Some romance readers contend it is the compelling pace of the narrative that draws them in—sometimes a slow burn, sometimes a frantic sprint, Anna Karenina versus The Woman in White—and they say that at times they even skip right past the sex scenes. Um. I do not skip the sex scenes. For me, these books present an ideal world and, to my mind at least, an ideal world includes lots of happy ending sex.
These novels provide all the usual mortal coil stuff, but in a more palatable form. Sexy. Heroic. These are not characters, they are heroines and heroes. And they deliver. Romance novels are provocative without being provoking. While I love them both in their own way, Ian McEwan demands things of me whereas Victoria Dahl satisfies my demands. That is the intellectual challenge I suppose Ms. Gregory suggests I am shirking, but why must my multifarious tastes necessitate the denigration of the entire genre? In other arts, the esoteric and the ephemeral have happily coexisted for decades. If I express an interest in Giotto and yarn bombing, Bach and Lady Gaga, I am well-rounded. But if I read Thomas Mann and Harlequin…I must be slipping.
Contemporary romance is often dismissed as bread and circus. For many critics, its very mass appeal disqualifies it as art. Recently, after confessing that I was trying my hand at writing my own romance novels, a literary friend asked me, smiling but with a quizzical expression, “Okay…but what do you write when you write from the gut?” I must have looked as confused as I felt. Every wrung-out word is from the gut, especially when I am trying to write a scene about a really good blow job without sounding like an anatomy teacher or a pornographer. Writing sex exacerbates creative paranoia: the exposure, the choices, the inadequacy, the judgment. It is not a hall pass from “real” writing. But it is fun.

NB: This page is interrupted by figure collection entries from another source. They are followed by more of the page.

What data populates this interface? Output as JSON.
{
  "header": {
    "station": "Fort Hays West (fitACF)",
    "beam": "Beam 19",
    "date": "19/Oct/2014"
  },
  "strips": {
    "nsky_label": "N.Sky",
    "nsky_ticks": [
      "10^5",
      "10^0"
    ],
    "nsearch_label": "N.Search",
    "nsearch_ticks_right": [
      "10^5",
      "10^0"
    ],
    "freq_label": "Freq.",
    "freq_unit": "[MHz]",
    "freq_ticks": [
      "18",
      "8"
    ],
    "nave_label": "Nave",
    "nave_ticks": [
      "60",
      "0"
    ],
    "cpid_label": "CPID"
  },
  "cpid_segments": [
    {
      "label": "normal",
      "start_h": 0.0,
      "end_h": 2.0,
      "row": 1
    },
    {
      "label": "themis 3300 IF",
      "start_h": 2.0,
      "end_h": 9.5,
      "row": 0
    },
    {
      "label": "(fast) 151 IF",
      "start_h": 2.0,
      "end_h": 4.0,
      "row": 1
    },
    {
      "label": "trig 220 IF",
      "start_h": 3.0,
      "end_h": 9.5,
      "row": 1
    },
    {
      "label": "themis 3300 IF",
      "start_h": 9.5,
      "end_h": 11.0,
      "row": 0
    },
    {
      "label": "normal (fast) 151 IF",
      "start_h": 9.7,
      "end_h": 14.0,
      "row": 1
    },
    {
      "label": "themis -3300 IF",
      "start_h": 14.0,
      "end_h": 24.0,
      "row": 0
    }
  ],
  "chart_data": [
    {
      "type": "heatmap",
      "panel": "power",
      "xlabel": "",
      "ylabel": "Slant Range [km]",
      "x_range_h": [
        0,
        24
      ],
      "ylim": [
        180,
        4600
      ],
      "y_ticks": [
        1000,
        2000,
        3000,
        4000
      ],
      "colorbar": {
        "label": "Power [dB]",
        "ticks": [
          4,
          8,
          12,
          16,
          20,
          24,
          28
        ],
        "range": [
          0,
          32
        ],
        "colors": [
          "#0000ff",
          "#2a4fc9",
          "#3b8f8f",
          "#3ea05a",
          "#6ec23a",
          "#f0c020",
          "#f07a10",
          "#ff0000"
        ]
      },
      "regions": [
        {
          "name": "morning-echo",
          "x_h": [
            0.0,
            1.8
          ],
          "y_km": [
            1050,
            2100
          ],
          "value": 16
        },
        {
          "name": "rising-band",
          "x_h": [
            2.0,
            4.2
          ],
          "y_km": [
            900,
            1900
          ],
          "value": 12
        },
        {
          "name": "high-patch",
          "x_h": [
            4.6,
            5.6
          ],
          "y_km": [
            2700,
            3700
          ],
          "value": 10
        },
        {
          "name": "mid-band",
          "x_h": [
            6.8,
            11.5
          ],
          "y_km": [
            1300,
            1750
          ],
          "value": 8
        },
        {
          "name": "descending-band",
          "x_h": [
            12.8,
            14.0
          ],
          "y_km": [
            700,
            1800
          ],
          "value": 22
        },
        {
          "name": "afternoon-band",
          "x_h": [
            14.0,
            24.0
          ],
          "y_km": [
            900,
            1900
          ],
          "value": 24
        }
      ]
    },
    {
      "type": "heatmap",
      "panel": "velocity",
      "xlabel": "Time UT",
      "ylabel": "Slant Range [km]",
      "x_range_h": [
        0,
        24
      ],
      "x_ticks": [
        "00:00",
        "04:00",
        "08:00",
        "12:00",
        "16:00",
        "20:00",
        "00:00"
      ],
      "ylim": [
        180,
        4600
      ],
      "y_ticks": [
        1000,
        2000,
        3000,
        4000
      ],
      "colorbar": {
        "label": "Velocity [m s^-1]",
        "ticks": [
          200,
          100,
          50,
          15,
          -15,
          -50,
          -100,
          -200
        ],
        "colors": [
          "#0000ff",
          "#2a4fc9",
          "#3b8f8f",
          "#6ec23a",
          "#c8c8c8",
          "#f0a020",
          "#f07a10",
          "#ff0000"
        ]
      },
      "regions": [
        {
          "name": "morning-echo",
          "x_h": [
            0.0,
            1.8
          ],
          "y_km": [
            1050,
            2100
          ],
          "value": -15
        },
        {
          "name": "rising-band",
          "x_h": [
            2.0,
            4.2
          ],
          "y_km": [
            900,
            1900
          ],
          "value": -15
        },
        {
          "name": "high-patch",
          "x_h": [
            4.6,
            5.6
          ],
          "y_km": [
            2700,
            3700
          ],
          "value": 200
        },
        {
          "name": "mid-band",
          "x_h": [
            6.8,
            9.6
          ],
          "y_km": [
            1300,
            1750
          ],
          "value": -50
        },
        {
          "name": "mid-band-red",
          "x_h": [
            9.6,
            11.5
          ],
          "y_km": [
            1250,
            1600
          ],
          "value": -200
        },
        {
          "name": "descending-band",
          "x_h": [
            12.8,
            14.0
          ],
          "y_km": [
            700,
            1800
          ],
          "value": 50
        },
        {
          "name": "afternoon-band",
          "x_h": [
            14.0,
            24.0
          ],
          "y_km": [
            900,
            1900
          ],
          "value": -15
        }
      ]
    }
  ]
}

Reading and writing contemporary romance novels has become my subversive act. And a joyful one. When asked about his bicycle wheel, which may or may not have been created with artistic intent, Duchamp replied, “I enjoyed looking at it, just as I enjoy looking at the flames dancing in the fireplace.” I think readers enjoy reading romance novels in the same way, for its own sake. RWA provides cheerful statistics about the real lives of romance readers. They tend to be happy. For the intellectual, happiness appears unintelligent. Blind. Thoughtless. I disagree. I am on a quest to hit people (women, really) over the head with how much I disagree. Many smart women are trapped in a dialectical prison: intelligence must be grim or at the very least ironic. Anyone who is joyful must be living in a state of ignorance. Brainwashed. Touched. Not true. I follow the news, I weep for injustice (far more than I did a few years ago). Maybe that is the reason I avoided romance novels for so many years: it was easier to think than to feel. Too late now. I am a feeling machine, all thanks to the unexpected romance novel.
So, when I venture into Times Square this week and see my favorite romance writers milling about the place, I will thank them. Just as Duchamp, Picasso, and Matisse encouraged viewers to question the notion of real art, these authors have encouraged me to redefine what constitutes a real book. Because, let’s face it, that kind of liberation doesn’t happen every day and I am keenly grateful (as is my husband, but that’s another story).